Statistical inference and prediction
Up to this point, we’ve been looking into datasets and learning about the variables and relationships in them. To take our analysis beyond datasets to knowledge about the world, we need to use statistical inference. Statistical inference enables us to learn about entire populations based on what we have found in our sample, i.e. to make inferences from data. Statistical inference is the first step towards asking “why?”-questions to our data and understanding our world better. Prediction on the other hand lets us use previously observed data to make powerful predictions about future observations that can help us make better decisions or automate processes.

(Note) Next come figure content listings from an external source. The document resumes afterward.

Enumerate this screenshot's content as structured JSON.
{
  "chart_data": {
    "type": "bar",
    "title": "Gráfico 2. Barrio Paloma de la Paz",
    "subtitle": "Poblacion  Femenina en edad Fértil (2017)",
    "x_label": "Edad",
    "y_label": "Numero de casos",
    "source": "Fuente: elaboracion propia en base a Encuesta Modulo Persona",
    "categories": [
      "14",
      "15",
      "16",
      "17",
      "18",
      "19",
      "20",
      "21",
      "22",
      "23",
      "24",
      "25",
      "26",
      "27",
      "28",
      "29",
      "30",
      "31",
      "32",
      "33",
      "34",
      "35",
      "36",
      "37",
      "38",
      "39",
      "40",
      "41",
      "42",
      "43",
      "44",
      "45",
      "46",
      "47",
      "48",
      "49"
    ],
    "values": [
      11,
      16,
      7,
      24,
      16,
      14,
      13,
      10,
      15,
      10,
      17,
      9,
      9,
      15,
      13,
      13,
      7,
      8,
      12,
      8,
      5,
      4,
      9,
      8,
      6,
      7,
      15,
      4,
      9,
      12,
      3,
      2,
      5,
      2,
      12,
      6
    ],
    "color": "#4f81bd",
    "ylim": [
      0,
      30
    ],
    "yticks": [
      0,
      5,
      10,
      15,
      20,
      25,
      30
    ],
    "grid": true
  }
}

We will start by introducing hypothesis testing, the backbone of statistical inference, and then linear and logistic regression which can be used both for statistical inference and for prediction. Once you are familiar with these tools you will be able to answer questions about populations based on a sample, the relationship between both continuous and categorical variables, and making predictions based on observed variables.
In this course we aim to introduce these concepts and showing the possibilities with these methods without going into too much detail. This will allow you to understand when to use which tool, but to be sure you are using the tool correctly you have to go deeper into the theory behind them, or consult an expert. You can think of it as learning about the function of a car, a train, or an airplane. You can know when to use which mode of transportation, even if you don’t know how to operate each one of them and may have to rely on experts to do that.